Blizzard has just revealed the huge changes that are coming to the game on February 10: the game is dropping the "2" in the name and getting 5 new heroes, which sounds amazing, but more than the news, players were shocked by how similar one of the characters, Anran, looks to Juno.

"How do you have a team of artists and still end up with same face syndrome as bad as this?" asked one X/Twitter user, and I couldn't put it better.

The issue is that she looks nothing like what we saw in an earlier cinematic, and at first, I really thought it was just a new Kiriko skin. There are a lot of accusations one can throw around about Blizzard being unable to make distinct Asian women or about trying to prettify its female heroes.

I'm not going down that rabbit hole, but it's sad to see the company losing its vision. So bad is the fans' rage that some even edited the image to look more like the lady presented in the original cinematic.

If you want to enjoy the chaos, there is a whole #NOTMYANRAN hashtag on X/Twitter. There is even a petition to redesign Anran, and considering the backlash, I wouldn't be surprised if Blizzard is already remodeling her.

Anran is not the only one who looks like her "older siblings." As another X/Twitter user noted, "Emre looks like Hanzo and Cassidy had a child."

Players also accuse Blizzard of "getting inspired" by other games, shamelessly copying some features. 
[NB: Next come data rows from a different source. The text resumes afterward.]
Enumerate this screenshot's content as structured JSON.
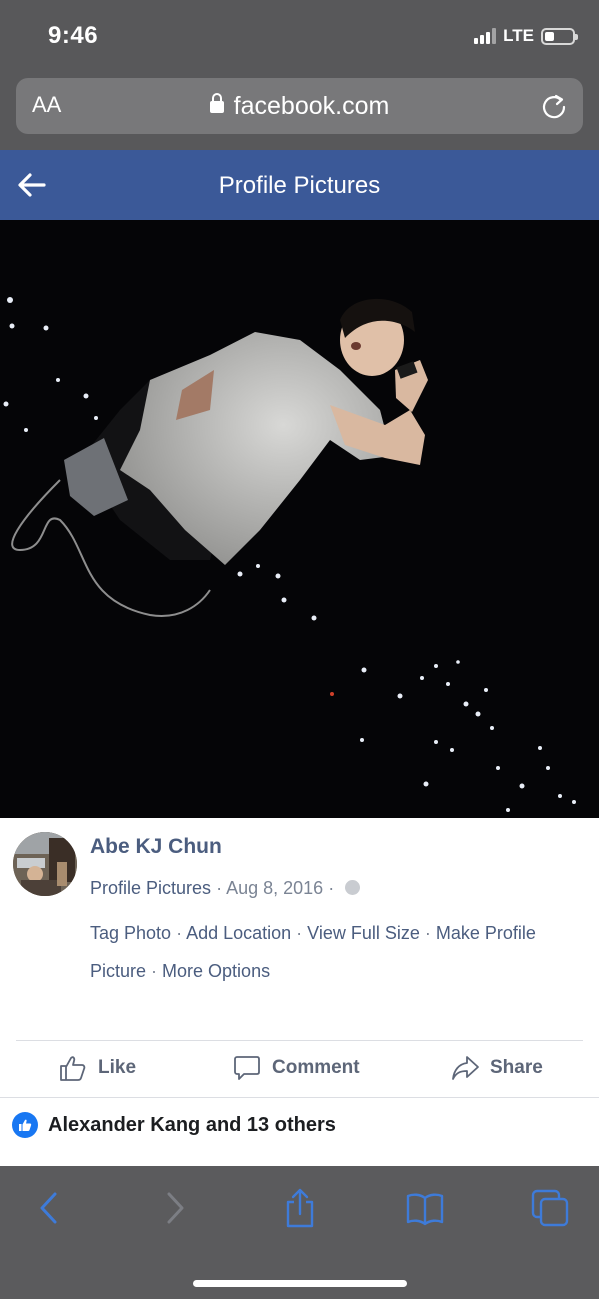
{
  "status_bar": {
    "time": "9:46",
    "network": "LTE"
  },
  "browser": {
    "text_size_label": "AA",
    "url": "facebook.com"
  },
  "header": {
    "title": "Profile Pictures"
  },
  "post": {
    "author": "Abe KJ Chun",
    "album": "Profile Pictures",
    "date": "Aug 8, 2016",
    "options": [
      "Tag Photo",
      "Add Location",
      "View Full Size",
      "Make Profile Picture",
      "More Options"
    ]
  },
  "actions": {
    "like": "Like",
    "comment": "Comment",
    "share": "Share"
  },
  "reactions": {
    "summary": "Alexander Kang and 13 others"
  },
  "colors": {
    "facebook_blue": "#3b5998",
    "link": "#4b5d7f",
    "safari_tint": "#3e7bd9"
  }
}
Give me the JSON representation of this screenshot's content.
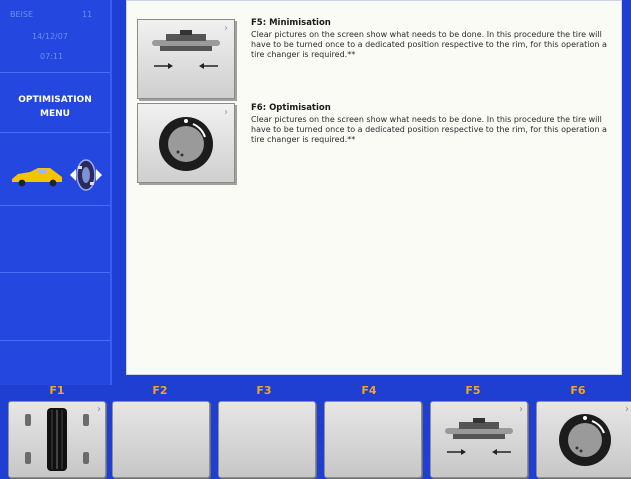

Despite the controversy, you can't deny that, recently, new Overwatch heroes are mostly conventionally attractive, fit, tall, and hot. It turns out, it's not (only) because of the developers' (and players') horniness. 

Senior Producer Kenny Hudson shared that it's partly due to technical reasons.

"Something that we kind of look into when we're doing our heroes is how can we make them unique, but still give them a good platform, proportionally, height, scale proportion to not only build cosmetics for them and future-proof things, but to stop the technical hurdles of other things," he said. "So, one of the things that really helps with that is if you give longer limbs, taller legs, a bigger core, it actually makes it easier for our artists to physically put new geometry on those models. And so, that's how it kind of turns out."

Wrecking Ball, for example, had the team in "crisis" mode when they tried to come up with new skins. So, Blizzard decided to focus on "something you know" when crafting new heroes, "before restructuring its creation pipeline and learning lessons that could then be used to tackle more unconventional characters," writes GameSpot.

"Now we're in this realm where we can make more Jetpack Cats because we've learned all these lessons," Hudson added.